The majority of hospitals in the United States operate as nonprofit organizations and, as such, are exempt from most federal, state, and local taxes.
What’s the Issue?
This favored tax status is intended to be an acknowledgement of the “community benefit” provided by these institutions.
Public controversy over whether nonprofit hospitals provided community benefits sufficient to justify their favored tax status gave rise to congressional scrutiny during 2005–09 and culminated in the inclusion of new community benefit requirements in the Affordable Care Act (ACA). Not only are these new requirements intended to improve transparency and accountability, but they are also part of a strategy to address the ACA priorities of preventive care and population health through community health improvement activities.

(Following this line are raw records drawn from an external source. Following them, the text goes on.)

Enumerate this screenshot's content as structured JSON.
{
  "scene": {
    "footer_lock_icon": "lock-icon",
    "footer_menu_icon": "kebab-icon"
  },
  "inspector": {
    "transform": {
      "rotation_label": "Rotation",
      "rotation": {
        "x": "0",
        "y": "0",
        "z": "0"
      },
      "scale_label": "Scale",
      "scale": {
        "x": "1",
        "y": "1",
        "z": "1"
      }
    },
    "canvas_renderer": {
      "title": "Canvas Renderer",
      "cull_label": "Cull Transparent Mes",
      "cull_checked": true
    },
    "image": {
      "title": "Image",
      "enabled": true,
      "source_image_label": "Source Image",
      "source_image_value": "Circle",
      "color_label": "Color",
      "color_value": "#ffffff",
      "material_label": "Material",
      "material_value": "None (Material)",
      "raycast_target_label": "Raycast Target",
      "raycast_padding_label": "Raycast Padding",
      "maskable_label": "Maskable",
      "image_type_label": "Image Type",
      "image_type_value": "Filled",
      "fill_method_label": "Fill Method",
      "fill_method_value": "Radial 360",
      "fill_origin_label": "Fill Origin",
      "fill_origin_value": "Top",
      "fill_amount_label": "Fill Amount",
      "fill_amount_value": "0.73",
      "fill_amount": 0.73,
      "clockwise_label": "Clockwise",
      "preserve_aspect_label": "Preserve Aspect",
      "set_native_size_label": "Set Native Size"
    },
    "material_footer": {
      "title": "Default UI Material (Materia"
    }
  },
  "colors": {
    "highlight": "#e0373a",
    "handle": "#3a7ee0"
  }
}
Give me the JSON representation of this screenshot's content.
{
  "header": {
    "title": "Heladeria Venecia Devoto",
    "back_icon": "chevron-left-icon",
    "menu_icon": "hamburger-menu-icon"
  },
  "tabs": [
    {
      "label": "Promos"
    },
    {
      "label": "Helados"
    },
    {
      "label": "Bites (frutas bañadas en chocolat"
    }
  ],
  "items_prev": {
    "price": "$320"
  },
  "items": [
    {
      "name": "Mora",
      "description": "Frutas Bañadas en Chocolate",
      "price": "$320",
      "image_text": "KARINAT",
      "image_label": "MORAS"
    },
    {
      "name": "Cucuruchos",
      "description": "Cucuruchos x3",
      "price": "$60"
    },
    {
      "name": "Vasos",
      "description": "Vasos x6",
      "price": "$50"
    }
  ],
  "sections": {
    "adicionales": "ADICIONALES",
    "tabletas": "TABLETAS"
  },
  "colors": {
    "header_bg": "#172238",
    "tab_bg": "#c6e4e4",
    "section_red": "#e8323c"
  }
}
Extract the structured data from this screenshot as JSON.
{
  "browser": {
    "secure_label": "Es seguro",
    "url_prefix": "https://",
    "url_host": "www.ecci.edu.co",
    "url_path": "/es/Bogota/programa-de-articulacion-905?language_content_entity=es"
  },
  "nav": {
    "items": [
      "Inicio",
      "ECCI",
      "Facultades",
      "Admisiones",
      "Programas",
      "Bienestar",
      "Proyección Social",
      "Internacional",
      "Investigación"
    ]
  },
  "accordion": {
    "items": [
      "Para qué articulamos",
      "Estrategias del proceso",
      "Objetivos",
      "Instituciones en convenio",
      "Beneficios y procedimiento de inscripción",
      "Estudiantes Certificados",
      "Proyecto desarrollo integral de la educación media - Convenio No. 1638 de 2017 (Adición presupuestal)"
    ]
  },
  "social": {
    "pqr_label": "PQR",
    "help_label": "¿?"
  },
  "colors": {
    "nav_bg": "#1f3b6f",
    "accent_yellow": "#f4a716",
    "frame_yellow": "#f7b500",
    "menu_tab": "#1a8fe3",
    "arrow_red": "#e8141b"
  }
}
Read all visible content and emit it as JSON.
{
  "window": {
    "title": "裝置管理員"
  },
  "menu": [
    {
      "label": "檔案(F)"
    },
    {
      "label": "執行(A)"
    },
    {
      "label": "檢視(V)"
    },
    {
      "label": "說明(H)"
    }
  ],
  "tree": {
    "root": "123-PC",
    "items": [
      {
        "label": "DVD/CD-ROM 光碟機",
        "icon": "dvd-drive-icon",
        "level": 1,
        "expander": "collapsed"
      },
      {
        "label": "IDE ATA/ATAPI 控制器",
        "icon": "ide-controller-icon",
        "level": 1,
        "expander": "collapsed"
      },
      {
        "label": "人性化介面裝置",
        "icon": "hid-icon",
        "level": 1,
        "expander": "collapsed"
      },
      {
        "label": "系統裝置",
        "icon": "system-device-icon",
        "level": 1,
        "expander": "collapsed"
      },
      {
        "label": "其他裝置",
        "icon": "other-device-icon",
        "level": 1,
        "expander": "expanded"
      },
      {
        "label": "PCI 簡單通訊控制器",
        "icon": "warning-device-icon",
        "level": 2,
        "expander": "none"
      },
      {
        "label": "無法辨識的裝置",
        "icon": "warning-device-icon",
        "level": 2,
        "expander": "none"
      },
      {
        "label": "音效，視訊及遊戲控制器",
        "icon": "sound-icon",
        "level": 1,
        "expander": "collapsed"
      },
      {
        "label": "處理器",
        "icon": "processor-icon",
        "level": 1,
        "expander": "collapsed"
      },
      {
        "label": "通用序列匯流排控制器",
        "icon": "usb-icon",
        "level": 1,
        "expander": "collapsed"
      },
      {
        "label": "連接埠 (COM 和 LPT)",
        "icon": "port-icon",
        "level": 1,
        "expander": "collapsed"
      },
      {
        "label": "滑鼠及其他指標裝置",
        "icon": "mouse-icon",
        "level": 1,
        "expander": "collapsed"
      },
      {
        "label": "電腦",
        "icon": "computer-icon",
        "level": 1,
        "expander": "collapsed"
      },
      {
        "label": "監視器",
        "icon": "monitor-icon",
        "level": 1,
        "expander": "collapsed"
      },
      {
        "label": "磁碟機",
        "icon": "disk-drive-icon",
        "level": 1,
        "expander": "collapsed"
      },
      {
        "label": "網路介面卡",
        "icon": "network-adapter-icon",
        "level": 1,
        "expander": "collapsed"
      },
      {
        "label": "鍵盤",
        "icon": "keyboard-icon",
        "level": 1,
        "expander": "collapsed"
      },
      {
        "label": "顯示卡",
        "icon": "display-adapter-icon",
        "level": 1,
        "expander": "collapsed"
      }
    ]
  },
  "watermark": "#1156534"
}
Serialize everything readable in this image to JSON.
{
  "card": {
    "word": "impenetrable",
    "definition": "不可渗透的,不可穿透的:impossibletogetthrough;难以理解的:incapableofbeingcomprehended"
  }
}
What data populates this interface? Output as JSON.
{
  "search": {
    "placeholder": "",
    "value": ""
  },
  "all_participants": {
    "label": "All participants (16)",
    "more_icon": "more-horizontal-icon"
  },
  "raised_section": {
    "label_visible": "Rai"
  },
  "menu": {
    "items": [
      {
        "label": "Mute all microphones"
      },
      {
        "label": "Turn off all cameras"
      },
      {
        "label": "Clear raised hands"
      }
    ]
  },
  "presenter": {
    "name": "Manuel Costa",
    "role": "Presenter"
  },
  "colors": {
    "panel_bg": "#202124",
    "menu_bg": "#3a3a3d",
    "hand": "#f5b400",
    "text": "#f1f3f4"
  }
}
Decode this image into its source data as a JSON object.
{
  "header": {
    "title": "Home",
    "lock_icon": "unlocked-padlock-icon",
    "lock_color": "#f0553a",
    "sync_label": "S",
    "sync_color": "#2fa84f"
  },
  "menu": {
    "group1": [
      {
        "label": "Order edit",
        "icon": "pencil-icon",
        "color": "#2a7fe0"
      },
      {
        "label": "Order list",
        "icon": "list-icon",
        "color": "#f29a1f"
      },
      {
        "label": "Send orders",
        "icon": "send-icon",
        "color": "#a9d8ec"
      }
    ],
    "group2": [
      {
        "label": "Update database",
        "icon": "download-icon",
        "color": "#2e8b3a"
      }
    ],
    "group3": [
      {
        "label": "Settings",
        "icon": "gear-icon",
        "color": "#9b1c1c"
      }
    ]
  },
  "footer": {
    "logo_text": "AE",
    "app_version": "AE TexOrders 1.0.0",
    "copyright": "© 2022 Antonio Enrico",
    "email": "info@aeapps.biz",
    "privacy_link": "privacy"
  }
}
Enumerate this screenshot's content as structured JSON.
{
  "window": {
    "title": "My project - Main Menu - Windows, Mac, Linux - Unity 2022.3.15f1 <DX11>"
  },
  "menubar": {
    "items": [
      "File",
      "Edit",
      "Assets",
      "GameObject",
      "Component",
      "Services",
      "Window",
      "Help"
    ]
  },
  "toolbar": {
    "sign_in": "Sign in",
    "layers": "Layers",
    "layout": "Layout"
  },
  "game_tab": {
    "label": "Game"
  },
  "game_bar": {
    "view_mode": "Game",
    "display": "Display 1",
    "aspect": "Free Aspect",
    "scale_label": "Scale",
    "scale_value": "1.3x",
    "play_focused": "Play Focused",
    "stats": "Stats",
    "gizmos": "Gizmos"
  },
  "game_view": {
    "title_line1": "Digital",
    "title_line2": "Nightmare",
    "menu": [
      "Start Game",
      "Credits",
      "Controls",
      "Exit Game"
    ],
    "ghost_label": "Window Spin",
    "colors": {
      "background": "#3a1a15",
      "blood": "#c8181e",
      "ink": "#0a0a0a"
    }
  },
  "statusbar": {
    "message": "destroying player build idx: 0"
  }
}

Transformation of the health care system as a result of all of the provisions in the ACA, including increased insurance coverage, new models of health delivery, and new payment systems, is just in the beginning stages. All of these changes have an impact on hospitals and the amount and types of community benefits they provide. Data from new community benefit reporting requirements will allow analyses on types and amounts of community benefit expenditures; the impact of increased insurance coverage on reducing demands for charity care, while increasing costs associated with participating in means-tested government programs; and geographic variations in the types of benefits provided.
As the experience with community benefit policy is assessed, policy makers at all levels of government may wish to evaluate the differences between federal and state community benefit requirements and determine which policies have a positive effect on engaging hospitals in their communities. They may also identify requirements that could be standardized to reduce administrative burdens on hospitals.
The effects of all of these changes will need to be evaluated over time to determine how they affect hospitals’ responsibilities and obligations to their communities.